Товарищи по несчастью или тюремное одиночество

Интереснее всего в Таганке были люди — мои случайные товарищи по несчастью.

Люди, разумеется, интересовали меня не как психолога или наблюдателя нравов, а именно как люди, т. е. друзья или враги (впрочем, в тюрьме у меня не было врагов, если не считать уже упоминавшегося Прокудина, оказавшегося удивительно несимпатичным человеком, который умудрился встать в неприязненные отношения со всей камерой), с которыми складывались определенные отношения и без которых мне было бы неизмеримо труднее переносить свое заключение.

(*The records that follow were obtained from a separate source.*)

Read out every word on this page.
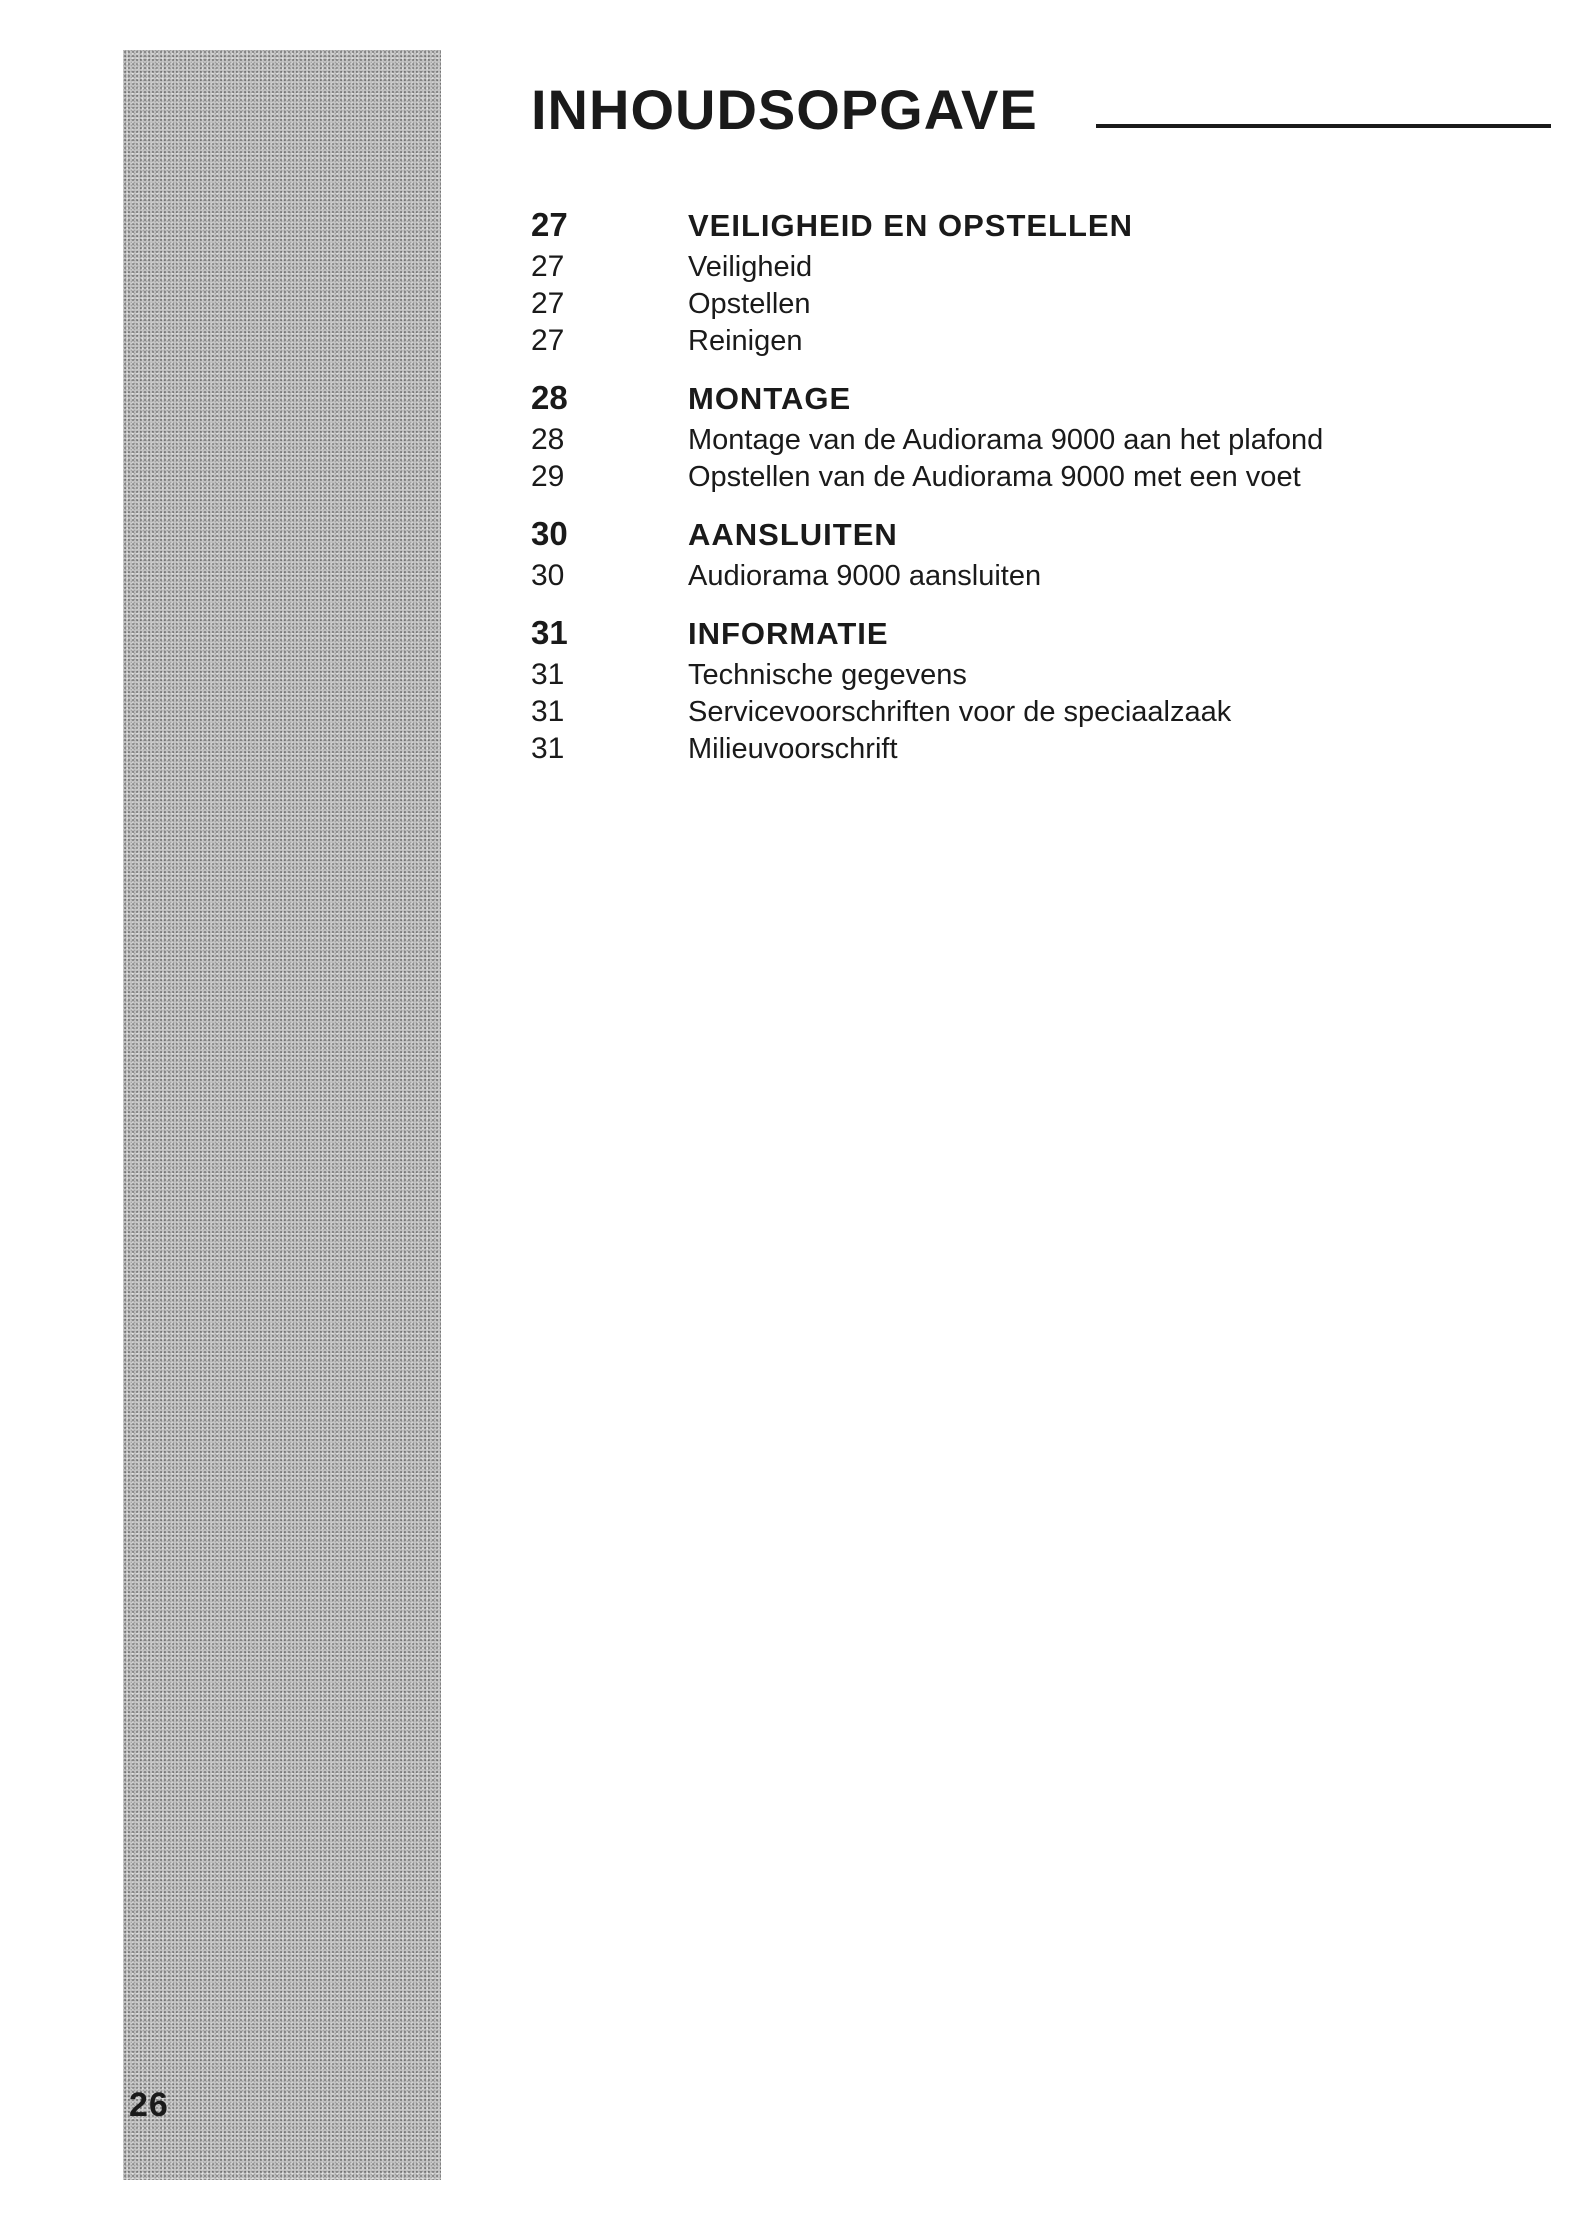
26
INHOUDSOPGAVE
27	VEILIGHEID EN OPSTELLEN
27	Veiligheid
27	Opstellen
27	Reinigen
28	MONTAGE
28	Montage van de Audiorama 9000 aan het plafond
29	Opstellen van de Audiorama 9000 met een voet
30	AANSLUITEN
30	Audiorama 9000 aansluiten
31	INFORMATIE
31	Technische gegevens
31	Servicevoorschriften voor de speciaalzaak
31	Milieuvoorschrift
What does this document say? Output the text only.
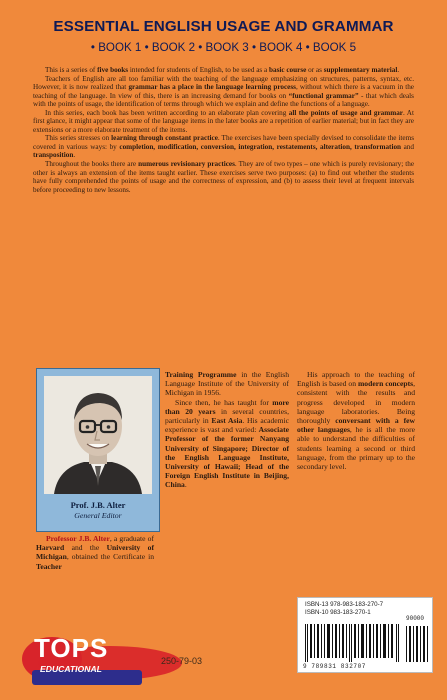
ESSENTIAL ENGLISH USAGE AND GRAMMAR
• BOOK 1 • BOOK 2 • BOOK 3 • BOOK 4 • BOOK 5

This is a series of five books intended for students of English, to be used as a basic course or as supplementary material.

Teachers of English are all too familiar with the teaching of the language emphasizing on structures, patterns, syntax, etc. However, it is now realized that grammar has a place in the language learning process, without which there is a vacuum in the teaching of the language. In view of this, there is an increasing demand for books on “functional grammar” - that which deals with the points of usage, the identification of terms through which we explain and define the functions of a language.

In this series, each book has been written according to an elaborate plan covering all the points of usage and grammar. At first glance, it might appear that some of the language items in the later books are a repetition of earlier material; but in fact they are extensions or a more elaborate treatment of the items.

This series stresses on learning through constant practice. The exercises have been specially devised to consolidate the items covered in various ways: by completion, modification, conversion, integration, restatements, alteration, transformation and transposition.

Throughout the books there are numerous revisionary practices. They are of two types – one which is purely revisionary; the other is always an extension of the items taught earlier. These exercises serve two purposes: (a) to find out whether the students have fully comprehended the points of usage and the correctness of expression, and (b) to assess their level at frequent intervals before proceeding to new lessons.

Prof. J.B. Alter
General Editor

Professor J.B. Alter, a graduate of Harvard and the University of Michigan, obtained the Certificate in Teacher

Training Programme in the English Language Institute of the University of Michigan in 1956.

Since then, he has taught for more than 20 years in several countries, particularly in East Asia. His academic experience is vast and varied: Associate Professor of the former Nanyang University of Singapore; Director of the English Language Institute, University of Hawaii; Head of the Foreign English Institute in Beijing, China.

His approach to the teaching of English is based on modern concepts, consistent with the results and progress developed in modern language laboratories. Being thoroughly conversant with a few other languages, he is all the more able to understand the difficulties of students learning a second or third language, from the primary up to the secondary level.

TOPS
EDUCATIONAL
250-79-03
ISBN-13 978-983-183-270-7
ISBN-10 983-183-270-1
90000
9 789831 832707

Бальзак где-то заметил, что в самом тяжелом положении для человека самой большой радостью бывает встреча с другим человеком, находящимся в таком же положении, как и он, т. е. встреча с товарищем по несчастью.

Мысль эта, как и всякая максима подобного рода, допускает более одной интерпретации. Например, сумароковский злодей, прежде чем заколоться кинжалом, восклицает:

Ступай, душа, во ад и буди вечно пленна!
О, если бы со мной погибла вся вселенна![1]

Выражая такую любовь к коллективу, к сообществу со всеми людьми, злодей этот тоже, вроде, подтверждает приведенную максиму: приятно или легче даже и умирать, зная, что одновременно с тобой умрут все люди, а потому — если это в твоих силах — ты постараешься, чтобы именно так и получилось.

Но можно выбрать и не злодейскую интерпретацию той же максимы. С момента появления бурого в нашей комнате я ощутил непроходимую черту между собой и тем миром, которому я до сих пор принадлежал, и в этот привычный, ставший сразу для меня таким милым и уютным мир мне не было возврата, я оставался один, хуже — я оставался наедине с враждебным мне миром государственной полицейской машины, которая ставит своей целью меня уничтожить (прошу поклонников социалистического рая, живущих в таком, например, правовом государстве, как Англия, понять психологию жителя неправового государства, где уже сам факт политического ареста всегда и во все времена, с 25 октября 1917 г. по юлианскому календарю и по сию пору, однозначно означал и означает виновность арестанта!).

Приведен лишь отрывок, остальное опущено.